On a relatively quick 4-0 vote, the commission said it wanted a separate line item on property tax bills to spell out how much it costs to pay for Sheriff's Office law enforcement. The four cities with their own police departments would be excluded from the municipal service taxing unit. Separate accounts to run the Pasco jail, provide court bailiffs and perhaps other functions that cross municipal lines — the sheriff's helicopter unit, for instance — will remain in the county's general fund financed by all Pasco property taxpayers.
In that regard, the newly created tax district does provide tax fairness for property owners in Dade City, Zephyrhills, New Port Richey and Port Richey who have been paying for both the Sheriff's Office and their own municipal departments. Their 2011 county general fund tax rate could drop by more than $2.50 per $1,000 of assessed valuation bill under the new system. As a consequence, however, county contributions to city redevelopment funds will be less each year since the general fund will now be collecting fewer tax dollars from the cities.
Conversely, property owners in the taxing district — all of unincorporated Pasco — likely will see their combined millage increase. The reduced general fund tax rate will be more than offset by a projected $3 per $1,000 law enforcement tax.
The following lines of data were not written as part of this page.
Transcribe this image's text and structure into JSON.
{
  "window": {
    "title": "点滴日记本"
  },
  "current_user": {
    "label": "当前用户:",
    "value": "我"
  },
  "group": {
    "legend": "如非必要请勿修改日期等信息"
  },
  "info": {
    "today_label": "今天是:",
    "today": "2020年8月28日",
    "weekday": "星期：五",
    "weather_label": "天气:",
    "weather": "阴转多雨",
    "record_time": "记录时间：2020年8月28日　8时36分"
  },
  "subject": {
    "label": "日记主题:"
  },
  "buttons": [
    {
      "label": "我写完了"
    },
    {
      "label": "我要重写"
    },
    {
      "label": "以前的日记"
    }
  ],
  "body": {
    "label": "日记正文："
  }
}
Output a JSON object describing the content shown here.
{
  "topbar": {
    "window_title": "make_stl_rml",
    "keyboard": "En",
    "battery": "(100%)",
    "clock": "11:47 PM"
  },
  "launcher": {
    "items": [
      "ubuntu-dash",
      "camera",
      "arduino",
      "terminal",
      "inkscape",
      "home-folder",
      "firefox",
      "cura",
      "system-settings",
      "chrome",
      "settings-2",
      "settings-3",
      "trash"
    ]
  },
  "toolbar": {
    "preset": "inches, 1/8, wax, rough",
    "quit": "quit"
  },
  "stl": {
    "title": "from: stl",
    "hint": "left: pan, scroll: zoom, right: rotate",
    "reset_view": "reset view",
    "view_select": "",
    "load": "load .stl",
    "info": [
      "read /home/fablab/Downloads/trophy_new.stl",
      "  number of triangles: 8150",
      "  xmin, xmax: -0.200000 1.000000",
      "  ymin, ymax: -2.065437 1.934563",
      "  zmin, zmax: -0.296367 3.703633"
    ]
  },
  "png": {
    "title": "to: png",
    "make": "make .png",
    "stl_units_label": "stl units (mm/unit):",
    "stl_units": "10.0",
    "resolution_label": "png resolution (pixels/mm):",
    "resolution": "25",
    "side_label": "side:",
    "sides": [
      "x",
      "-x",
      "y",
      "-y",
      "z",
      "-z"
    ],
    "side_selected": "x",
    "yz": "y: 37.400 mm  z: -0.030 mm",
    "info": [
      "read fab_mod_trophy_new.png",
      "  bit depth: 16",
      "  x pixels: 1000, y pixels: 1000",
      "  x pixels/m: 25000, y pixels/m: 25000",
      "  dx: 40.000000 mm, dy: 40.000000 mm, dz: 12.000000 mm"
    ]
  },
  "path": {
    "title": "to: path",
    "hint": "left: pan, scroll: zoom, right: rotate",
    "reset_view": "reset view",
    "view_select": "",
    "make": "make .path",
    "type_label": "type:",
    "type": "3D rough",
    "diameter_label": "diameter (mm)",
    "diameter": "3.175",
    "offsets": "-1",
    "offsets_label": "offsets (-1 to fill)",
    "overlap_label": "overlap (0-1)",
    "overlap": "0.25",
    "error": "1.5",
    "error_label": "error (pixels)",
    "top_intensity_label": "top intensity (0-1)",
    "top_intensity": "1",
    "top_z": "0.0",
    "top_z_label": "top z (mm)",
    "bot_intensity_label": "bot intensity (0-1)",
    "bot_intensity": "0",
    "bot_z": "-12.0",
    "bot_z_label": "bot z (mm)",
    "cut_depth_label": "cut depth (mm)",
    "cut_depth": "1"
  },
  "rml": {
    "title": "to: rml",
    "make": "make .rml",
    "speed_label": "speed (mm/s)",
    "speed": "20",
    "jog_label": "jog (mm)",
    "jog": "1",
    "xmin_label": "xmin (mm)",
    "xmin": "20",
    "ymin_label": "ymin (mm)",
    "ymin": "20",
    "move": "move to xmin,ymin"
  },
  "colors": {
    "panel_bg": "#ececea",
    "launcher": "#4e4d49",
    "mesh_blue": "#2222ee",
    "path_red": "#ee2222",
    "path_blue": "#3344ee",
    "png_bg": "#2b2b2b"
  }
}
But tax fairness for cities' residents — a combined 10 percent of the county's population — wasn't the motivating factor. It wasn't even discussed. The commission wanted to relieve the headache of battling with the sheriff over his annual budget in light of White's resistance to past attempts to reduce his spending. However, forcing White to sell his budget proposals to the public is of little consequence if the commission approves his unabridged spending requests. Commissioner Pat Mulieri, in particular, already indicated a willingness to acquiesce to whatever White wants.
It's an imprudent stance. Separating the sheriff's law enforcement spending is a dangerous precursor to giving in to the temptation to hold harmless the Sheriff's Office budget while asking the rest of county services to continue to absorb budget cuts.
Commissioners are now trying to identify $15 million worth of budget reductions or new fees to balance the 2011 budget and their staff is predicting $31 million worth of similar decisions needed in 2012 and 2013. The sheriff's budget request to the commission is due June 1 and commissioners asked White and the other constitutional officers to cut their budgets 5 percent for the coming year.
On the flip side, pushing the law enforcement into a separate taxing district also has consequences once the economy rebounds.
The commission effectively limited future Sheriff's Office spending increases to minimal levels because of a past legislative mandate. That, too, is poor planning in an area that has witnessed changing demographics and crime trends even with stagnate population growth.
Three years ago, the Legislature tied local government tax increases to per capita personal income growth. (Florida's per capital personal income fell 3.3 percent in 2009 compared to the previous year.) Exceeding the state mandate requires a fourth-fifths vote of the commission, a prospect that seems unlikely given the board's election-year reluctance to consider property tax increases and the ongoing quest to slap new or higher fees on such things as ambulance calls and fire protection.
The county is looking at creative, though sometimes objectionable ways, to raise money in order to limit service cuts amid continued budget constraints. Regardless, there is no compelling reason for law enforcement to be the only constitutional office in the county with a separate financing tool.